2-4 夜蝶の笑顔と後悔と

 俺が詰所を訪れたとき、先輩衛士のファラスさんは机で書き物をしていた。

 俺たちが担当する九番通りの周辺地図のようだ。

 今まで使っていた地図は、色々と書き込みを繰り返したせいで汚くなっていた。

 だから新しく作り直してくれているのだろう。


「え、ええとですね、少し、報告したいことがありまして」


 俺は、自分が酒臭くないだろうかと言うことを気にして、少しばかり距離を取ってファラスさんに話す。

 僅かばかり眉毛をぴくっと動かしたファラスさんは、すぐにいつもの能面に戻って、言った。


「仕事の話か」

「は、はい。商店街で夜飯を食っていたら、気になる人物を見かけたんです」

「詳しく」


 ファラスさんは自分がやっていた作業を中断し、別の紙を出して俺の話を書きとっていく。

 さっきまでベルさんの店で飲み食いしていたこと。

 店にあとから来た二人の客のうち、一人が過去にあった重大犯の一味の可能性が高いことなどを話した。


「……2年、いや1年半前か」


 ファラスさんは書棚から資料を引っ張り出し、俺が話した二人が、手配書の回っている罪人かどうかを確認し始めた。

 そしてその中から、一人の猫獣人女の資料を探り当てた。

 簡単な文字の資料だけで、似顔絵、人相書きはない。


「どんな顔をしていた?」

「え、えーと……」


 あれ?

 猫女に店で実際に会ったときは、過去に出会ったあの短剣使いだ、とハッキリ確信できたのに。

 ファラスさんに女の容貌を説明しようとすると、なぜだか上手く頭が回らず、言葉が出て来ない。


「も、申し訳ありません。こう、ふわっとした女っぽい服を着ていた猫の獣人、と言うことはおぼろげにあるんですけど……」


 自慢じゃないけど、女に対しての観察眼は人一倍ある方だ。

 その俺が、女の顔つき、背丈や体つきを、ぼんやりとしか思い出せない……。


「魔法だ。厄介だな」


 フーッとため息をついて、ファラスさんは机の上に資料を投げた。

 他者の記憶に影響を与えるような魔法があるってことなのか?

 

「で、でも、もう一度見れば、絶対にわかります」


 実際、あの猫女に会って、過去のことをいろいろと思いだした。

 まったく記憶が当てにならないということは無いはずなんだ。


「お前だけがわかってても、仕方ない」

「う……」


 淡々と言われたけど、確かにその通りだと思う。

 俺が猫女をもう一度見つけて捕まえたとしても、おぼろげな俺の記憶だけでは罪に問うにも証拠が少なすぎる。

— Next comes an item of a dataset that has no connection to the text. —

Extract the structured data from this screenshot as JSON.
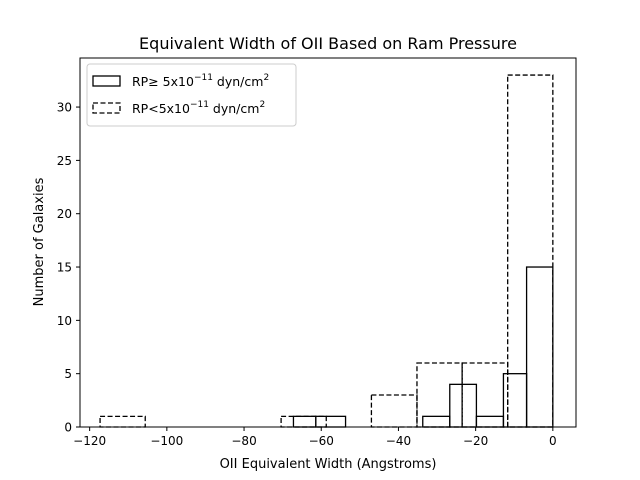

 あいつが実際に、目の前でなにか悪さをしている現場を取り押さえられるなら別だけど。


「居酒屋で、女店主とその客はなにを話してた?」


 ひとまず猫女のことは置いて、ファラスさんと俺は他の情報を整理する。

 

「ただの世間話みたいな感じでしたけど……店に、花を置けばもっといいんじゃないか、とか、話してました」

「それだ」


 どれ?

 どうもファラスさんは言葉が足りない感じなので、俺には会話の調子がつかめない。

 わかってないでアホ面を晒している俺を見て、ファラスさんは説明を足してくれた。


「花は禁制薬物の隠語だ。花を加工して作るからな」

「ああ、なるほど……」


 ベルさんの居酒屋は価格設定が高めなので、それなりに金を持った客が何人も出入りしている。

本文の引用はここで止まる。